Sometimes the identification of a specific overdose is clear, but the exact nature of the exposure proves elusive. This situation was illustrated by another case Dr. Erickson presented.

A 14-year-old boy came to the emergency department because of dyspnea, dizziness, and chest pain. Physical exam revealed a respiratory rate of 30 per minute with clear lungs. Oxygen saturation was 100% on room air. Laboratory results included glucose of 290 mg/dL, serum bicarbonate of 15 mEq/L, and an anion gap of 21. The patient was transferred to a pediatric hospital with the diagnosis of new-onset diabetic ketoacidosis.

His arterial blood gas results showed a pH of 7.44, a pCO2 of 18 mm/Hg, and bicarbonate level of 12 mEq/L on arrival at the accepting hospital. The clinical team realized that the ABG results, which reflected a relatively normal pH but respiratory alkalosis and metabolic acidosis, were classic for salicylate toxicity. A salicylate level sent at that time was elevated at 68 mg/dL.

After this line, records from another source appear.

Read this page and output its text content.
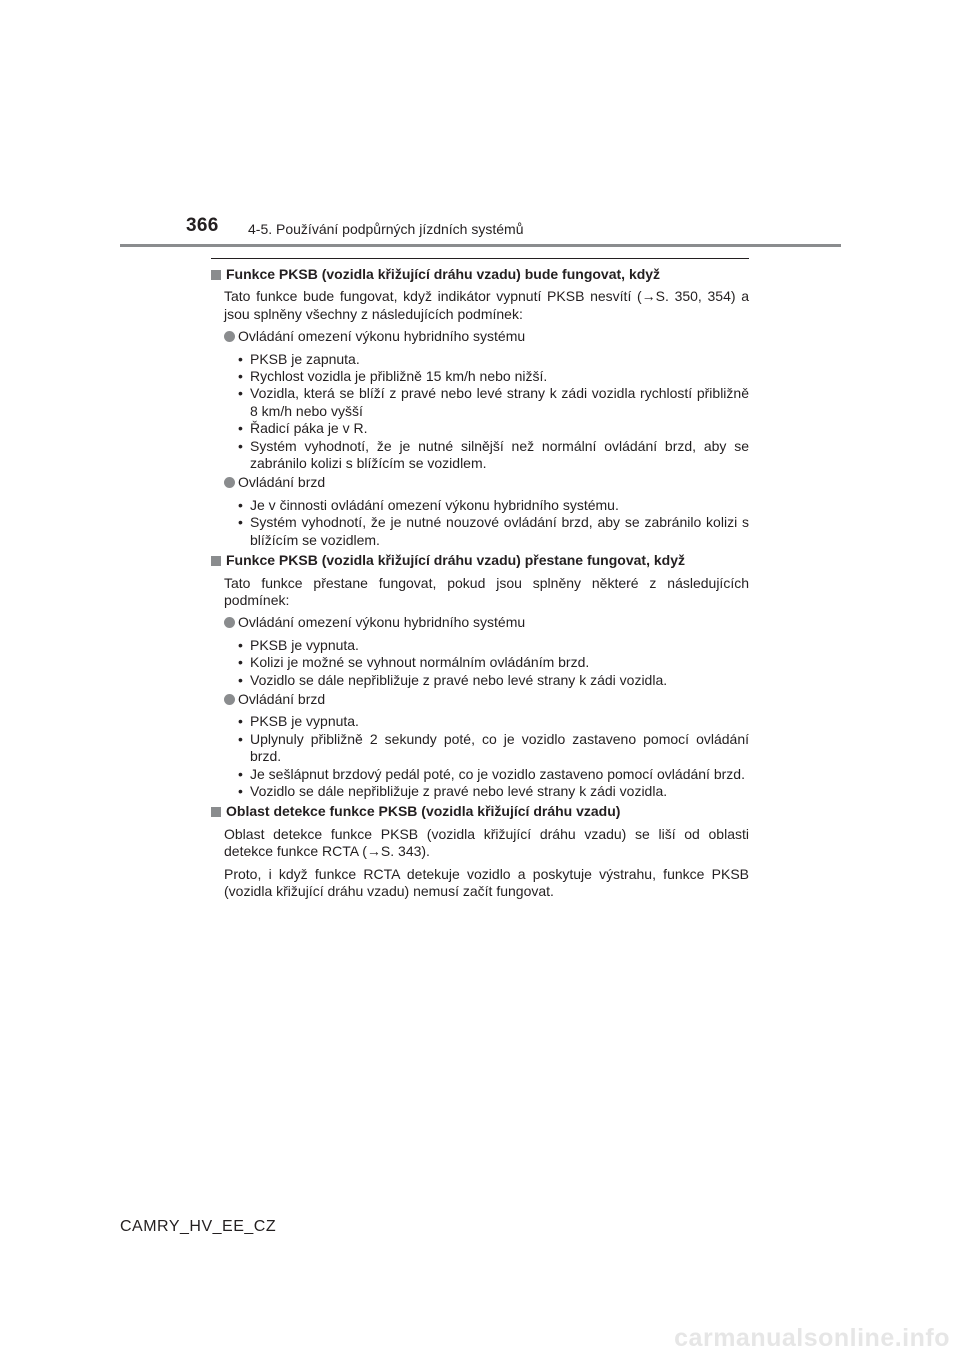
366 4-5. Používání podpůrných jízdních systémů
Funkce PKSB (vozidla křižující dráhu vzadu) bude fungovat, když

Tato funkce bude fungovat, když indikátor vypnutí PKSB nesvítí (→S. 350, 354) a jsou splněny všechny z následujících podmínek:

Ovládání omezení výkonu hybridního systému
• PKSB je zapnuta.
• Rychlost vozidla je přibližně 15 km/h nebo nižší.
• Vozidla, která se blíží z pravé nebo levé strany k zádi vozidla rychlostí přibližně 8 km/h nebo vyšší
• Řadicí páka je v R.
• Systém vyhodnotí, že je nutné silnější než normální ovládání brzd, aby se zabránilo kolizi s blížícím se vozidlem.
Ovládání brzd
• Je v činnosti ovládání omezení výkonu hybridního systému.
• Systém vyhodnotí, že je nutné nouzové ovládání brzd, aby se zabránilo kolizi s blížícím se vozidlem.
Funkce PKSB (vozidla křižující dráhu vzadu) přestane fungovat, když

Tato funkce přestane fungovat, pokud jsou splněny některé z následujících podmínek:

Ovládání omezení výkonu hybridního systému
• PKSB je vypnuta.
• Kolizi je možné se vyhnout normálním ovládáním brzd.
• Vozidlo se dále nepřibližuje z pravé nebo levé strany k zádi vozidla.
Ovládání brzd
• PKSB je vypnuta.
• Uplynuly přibližně 2 sekundy poté, co je vozidlo zastaveno pomocí ovládání brzd.
• Je sešlápnut brzdový pedál poté, co je vozidlo zastaveno pomocí ovládání brzd.
• Vozidlo se dále nepřibližuje z pravé nebo levé strany k zádi vozidla.
Oblast detekce funkce PKSB (vozidla křižující dráhu vzadu)

Oblast detekce funkce PKSB (vozidla křižující dráhu vzadu) se liší od oblasti detekce funkce RCTA (→S. 343).

Proto, i když funkce RCTA detekuje vozidlo a poskytuje výstrahu, funkce PKSB (vozidla křižující dráhu vzadu) nemusí začít fungovat.

CAMRY_HV_EE_CZ
carmanualsonline.info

The patient denied ingesting any medications containing aspirin or salicylates. On further questioning, however, he did describe using a tube of Bengay cream as a lubricant during masturbation the day before. Bengay contains up to 30 percent methyl salicylate. As the authors of the paper reporting on this case noted: “In vivo, methyl salicylate is hydrolyzed to salicylic acid. Five milliliters of oil of wintergreen [methyl salicylate] is approximately equal to 7,000 mg of salicylate or 22 tablets of 325 mg aspirin. (West J Emerg Med 2016;17[2]:181.)

The patient was treated with urine alkalinization and supportive care and did well.

Pearls: Be alert to the possibility of unusual routes of exposure in the poisoned patient. Always consider salicylate toxicity in cases presenting as new-onset diabetic ketoacidosis. Salicylate poisoning can also mimic other conditions such as sepsis, viral pneumonia, and dementia.